I checked with a senior endocrinologist and a nuclear medicine specialist on their views on this mad rush for potassium iodide. If the nuclear reactor were to suffer a meltdown, one of the many radioactive particles released would be radioactive iodine.
The thyroid gland, which is sited in front of our neck, has an affinity for iodine. The idea is that if we were to saturate the thyroid with iodine, then it would not absorb any radioactive iodine that might be present in the atmosphere.
Following the Chernobyl nuclear accident on April 26, 1986, there have been more than 2,000 reported cases of thyroid cancer and an increased incidence of other types of cancer linked to radiation exposure, including lung cancer, leukaemia and possibly breast cancer.
‘So, how?’ I asked my colleagues when I could not find any potassium iodide tablets. Suggestions like Lugol’s iodine (a solution of iodine and potassium iodide in water often used for disinfection) and intravenous contrast (iodine-based dye drunk to improve the visibility of internal organs in X-rays) were raised as possible alternatives to saturate the thyroid gland.
However, my colleagues told me that the risk of radiation-induced thyroid cancer was extremely small and loading up with iodine may not make any difference. If at all, children appeared to be at highest risk. I conveyed this to my friend and offered reassurance that his fears, although natural, were unfounded.
For oncologists, radiation, like fire, is a good servant but a bad master. Back in 1990, upon my return from a two-year fellowship in the United States, I received a call from one of my wife’s professors. His friend’s wife had been diagnosed with malignant lymphoma (cancer of the lymph nodes) and the main tumour was sited just behind the left knee. He wanted me to take special care of her. Amy was one of the most amazing patients I have ever looked after.
She carried herself in a dignified manner, gentle and kind to everyone she met – from the ward amah to the trainee nurse. We battled her lymphoma with a six-drug chemotherapy programme that was the vogue of the day.
Given weekly for 12 weeks, it ravaged the body and destroyed the cancer cells. Despite all the horrendous side effects, Amy tolerated the treatment with a smile on her face and a quiet faith that God would see her through the illness. In one of our quiet moments together, she told me that her prayer was simply to live long enough to see her children grow up and graduate from university.
The chemotherapy brought her into remission – there was no cancer detectable after the 12 weeks of treatment. Her problem was discussed at a tumour board – a meeting of cancer doctors from different specialities – and the recommendation was for a course of radiotherapy to be given to the knee, as added insurance. Life for Amy returned to normal after the treatment was over.
When I left for private practice in 1997, she continued her follow-up check-ups with me.
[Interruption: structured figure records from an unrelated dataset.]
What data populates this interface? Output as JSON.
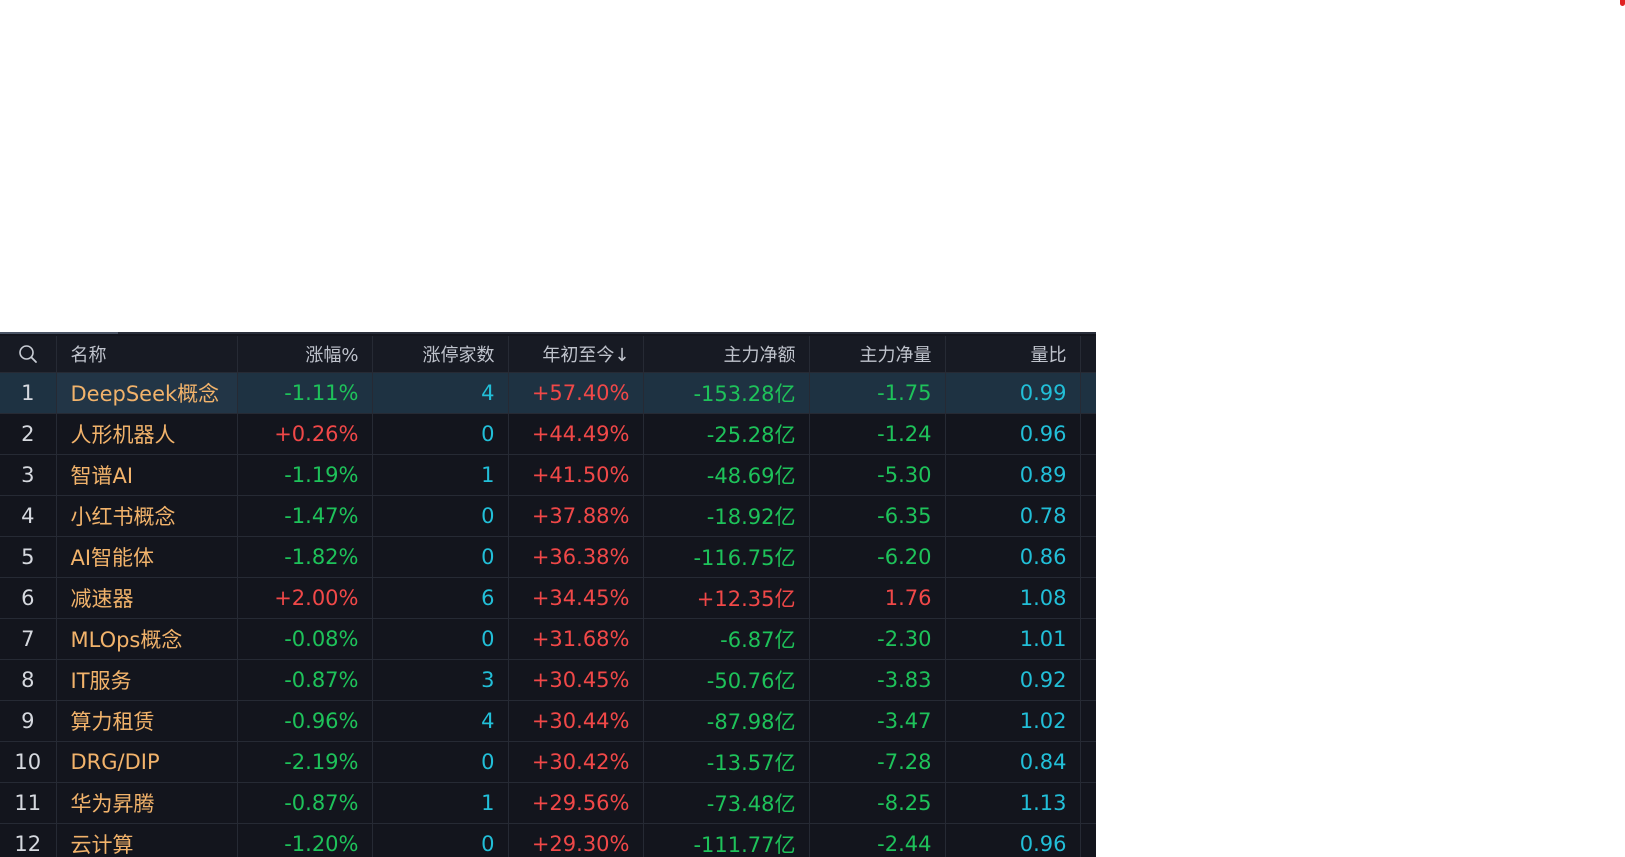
{
  "header": {
    "name": "名称",
    "change_pct": "涨幅%",
    "limit_up_count": "涨停家数",
    "ytd": "年初至今↓",
    "main_net_amount": "主力净额",
    "main_net_volume": "主力净量",
    "volume_ratio": "量比"
  },
  "colors": {
    "up": "#f04848",
    "down": "#1ec25a",
    "name": "#f2b36b",
    "neutral_value": "#22bfd8",
    "selected_row": "#1e3242"
  },
  "rows": [
    {
      "idx": "1",
      "name": "DeepSeek概念",
      "change_pct": "-1.11%",
      "limit_up": "4",
      "ytd": "+57.40%",
      "net_amount": "-153.28亿",
      "net_volume": "-1.75",
      "ratio": "0.99"
    },
    {
      "idx": "2",
      "name": "人形机器人",
      "change_pct": "+0.26%",
      "limit_up": "0",
      "ytd": "+44.49%",
      "net_amount": "-25.28亿",
      "net_volume": "-1.24",
      "ratio": "0.96"
    },
    {
      "idx": "3",
      "name": "智谱AI",
      "change_pct": "-1.19%",
      "limit_up": "1",
      "ytd": "+41.50%",
      "net_amount": "-48.69亿",
      "net_volume": "-5.30",
      "ratio": "0.89"
    },
    {
      "idx": "4",
      "name": "小红书概念",
      "change_pct": "-1.47%",
      "limit_up": "0",
      "ytd": "+37.88%",
      "net_amount": "-18.92亿",
      "net_volume": "-6.35",
      "ratio": "0.78"
    },
    {
      "idx": "5",
      "name": "AI智能体",
      "change_pct": "-1.82%",
      "limit_up": "0",
      "ytd": "+36.38%",
      "net_amount": "-116.75亿",
      "net_volume": "-6.20",
      "ratio": "0.86"
    },
    {
      "idx": "6",
      "name": "减速器",
      "change_pct": "+2.00%",
      "limit_up": "6",
      "ytd": "+34.45%",
      "net_amount": "+12.35亿",
      "net_volume": "1.76",
      "ratio": "1.08"
    },
    {
      "idx": "7",
      "name": "MLOps概念",
      "change_pct": "-0.08%",
      "limit_up": "0",
      "ytd": "+31.68%",
      "net_amount": "-6.87亿",
      "net_volume": "-2.30",
      "ratio": "1.01"
    },
    {
      "idx": "8",
      "name": "IT服务",
      "change_pct": "-0.87%",
      "limit_up": "3",
      "ytd": "+30.45%",
      "net_amount": "-50.76亿",
      "net_volume": "-3.83",
      "ratio": "0.92"
    },
    {
      "idx": "9",
      "name": "算力租赁",
      "change_pct": "-0.96%",
      "limit_up": "4",
      "ytd": "+30.44%",
      "net_amount": "-87.98亿",
      "net_volume": "-3.47",
      "ratio": "1.02"
    },
    {
      "idx": "10",
      "name": "DRG/DIP",
      "change_pct": "-2.19%",
      "limit_up": "0",
      "ytd": "+30.42%",
      "net_amount": "-13.57亿",
      "net_volume": "-7.28",
      "ratio": "0.84"
    },
    {
      "idx": "11",
      "name": "华为昇腾",
      "change_pct": "-0.87%",
      "limit_up": "1",
      "ytd": "+29.56%",
      "net_amount": "-73.48亿",
      "net_volume": "-8.25",
      "ratio": "1.13"
    },
    {
      "idx": "12",
      "name": "云计算",
      "change_pct": "-1.20%",
      "limit_up": "0",
      "ytd": "+29.30%",
      "net_amount": "-111.77亿",
      "net_volume": "-2.44",
      "ratio": "0.96"
    }
  ]
}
Seven years after remission, she was, for all intents and purposes, cured of her lymphoma.
One day, she complained of pain when walking. To my horror, she had developed a radiation-induced cancer of the bone. Such types of cancer tend to be very aggressive and resistant to both chemotherapy and radiotherapy. Amy took it all in her stride.
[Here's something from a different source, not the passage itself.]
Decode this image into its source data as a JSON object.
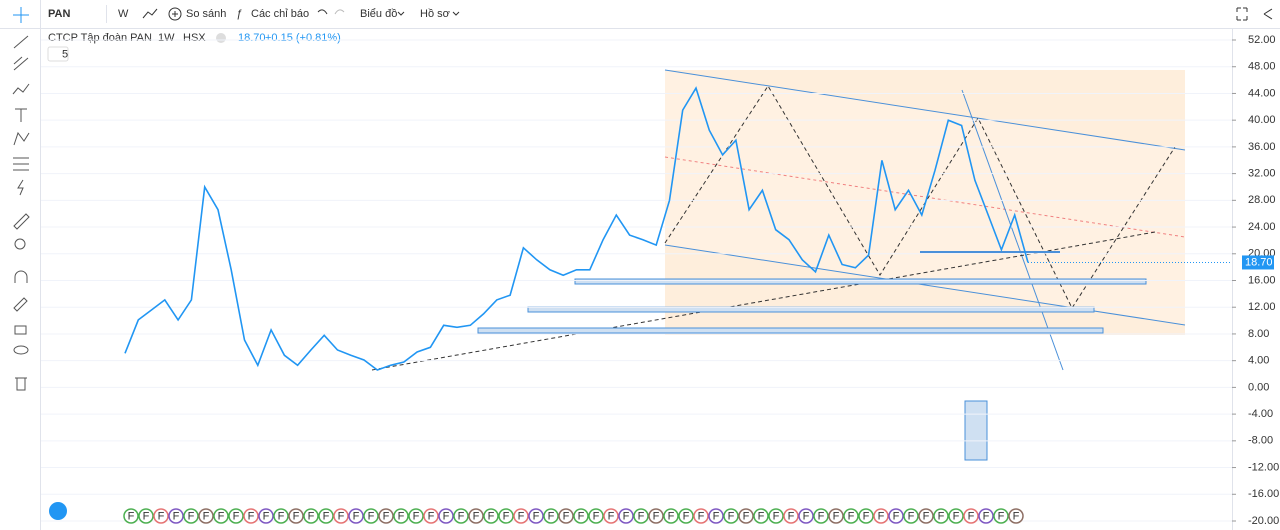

She maintained her cheerful outlook and was grateful that God had answered her prayers – her son had already graduated from university. As the cancer was detected early, surgery was the treatment of choice. Despite surgery done at one of the top cancer centres in the United States, her cancer spread with a vengeance to the lungs and other parts of the body.
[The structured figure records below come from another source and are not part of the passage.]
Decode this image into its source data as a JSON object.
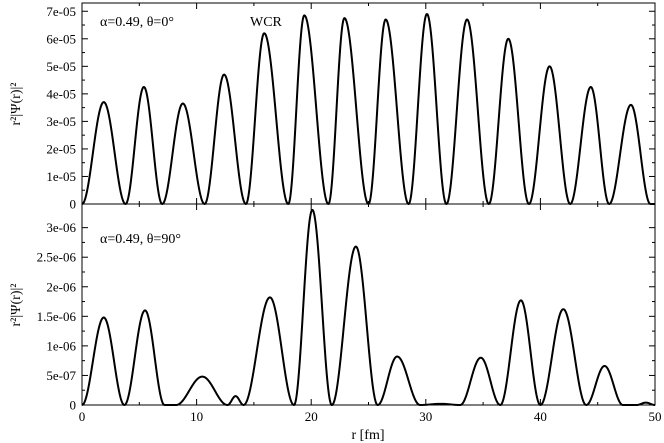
{
  "chart_data": [
    {
      "type": "line",
      "panel": "top",
      "xlabel": "",
      "ylabel": "r²|Ψ(r)|²",
      "xlim": [
        0,
        50
      ],
      "ylim": [
        0,
        7.3e-05
      ],
      "x_ticks": [
        0,
        10,
        20,
        30,
        40,
        50
      ],
      "x_ticklabels": [],
      "y_ticks": [
        0,
        1e-05,
        2e-05,
        3e-05,
        4e-05,
        5e-05,
        6e-05,
        7e-05
      ],
      "y_ticklabels": [
        "0",
        "1e-05",
        "2e-05",
        "3e-05",
        "4e-05",
        "5e-05",
        "6e-05",
        "7e-05"
      ],
      "annotations": {
        "params": "α=0.49, θ=0°",
        "tag": "WCR"
      },
      "zeros": [
        0,
        3.8,
        7.0,
        10.7,
        14.3,
        18.0,
        21.5,
        25.0,
        28.5,
        31.8,
        35.5,
        39.0,
        42.6,
        46.0,
        49.6
      ],
      "peaks": [
        {
          "x": 1.9,
          "y": 3.7e-05
        },
        {
          "x": 5.4,
          "y": 4.25e-05
        },
        {
          "x": 8.8,
          "y": 3.65e-05
        },
        {
          "x": 12.4,
          "y": 4.7e-05
        },
        {
          "x": 15.9,
          "y": 6.2e-05
        },
        {
          "x": 19.4,
          "y": 6.85e-05
        },
        {
          "x": 22.9,
          "y": 6.75e-05
        },
        {
          "x": 26.5,
          "y": 6.7e-05
        },
        {
          "x": 30.1,
          "y": 6.9e-05
        },
        {
          "x": 33.6,
          "y": 6.7e-05
        },
        {
          "x": 37.2,
          "y": 6e-05
        },
        {
          "x": 40.8,
          "y": 5e-05
        },
        {
          "x": 44.4,
          "y": 4.25e-05
        },
        {
          "x": 47.9,
          "y": 3.6e-05
        }
      ],
      "series": [
        {
          "values": "piecewise bumps between zeros with given peak heights"
        }
      ]
    },
    {
      "type": "line",
      "panel": "bottom",
      "xlabel": "r [fm]",
      "ylabel": "r²|Ψ(r)|²",
      "xlim": [
        0,
        50
      ],
      "ylim": [
        0,
        3.4e-06
      ],
      "x_ticks": [
        0,
        10,
        20,
        30,
        40,
        50
      ],
      "x_ticklabels": [
        "0",
        "10",
        "20",
        "30",
        "40",
        "50"
      ],
      "y_ticks": [
        0,
        5e-07,
        1e-06,
        1.5e-06,
        2e-06,
        2.5e-06,
        3e-06
      ],
      "y_ticklabels": [
        "0",
        "5e-07",
        "1e-06",
        "1.5e-06",
        "2e-06",
        "2.5e-06",
        "3e-06"
      ],
      "annotations": {
        "params": "α=0.49, θ=90°"
      },
      "zeros": [
        0,
        3.7,
        7.2,
        8.2,
        12.7,
        14.1,
        18.5,
        21.8,
        25.8,
        29.5,
        33.0,
        36.5,
        40.0,
        44.0,
        47.2,
        48.4,
        50
      ],
      "peaks": [
        {
          "x": 1.9,
          "y": 1.48e-06
        },
        {
          "x": 5.5,
          "y": 1.6e-06
        },
        {
          "x": 7.7,
          "y": 0
        },
        {
          "x": 10.5,
          "y": 4.8e-07
        },
        {
          "x": 13.4,
          "y": 1.5e-07
        },
        {
          "x": 16.4,
          "y": 1.82e-06
        },
        {
          "x": 20.1,
          "y": 3.3e-06
        },
        {
          "x": 23.9,
          "y": 2.68e-06
        },
        {
          "x": 27.5,
          "y": 8.2e-07
        },
        {
          "x": 31.3,
          "y": 2e-08
        },
        {
          "x": 34.8,
          "y": 8e-07
        },
        {
          "x": 38.3,
          "y": 1.77e-06
        },
        {
          "x": 42.0,
          "y": 1.62e-06
        },
        {
          "x": 45.6,
          "y": 6.6e-07
        },
        {
          "x": 47.8,
          "y": 0
        },
        {
          "x": 49.2,
          "y": 4e-08
        }
      ],
      "series": [
        {
          "values": "piecewise bumps between zeros with given peak heights"
        }
      ]
    }
  ]
}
Within a year, Amy died. I was devastated not just because I had lost a friend and a patient, but also because I felt that I had been responsible. I kept questioning myself whether we made the right decision in offering her radiation back in 1990. In the end, I will never know. What I do know is that I continue to use radiation treatment every day. It is a tool that may again cut the doctor who wields it, but it also holds the power to heal many other patients.
This article first appeared in "Mind Your Body", a Straits Times Supplement.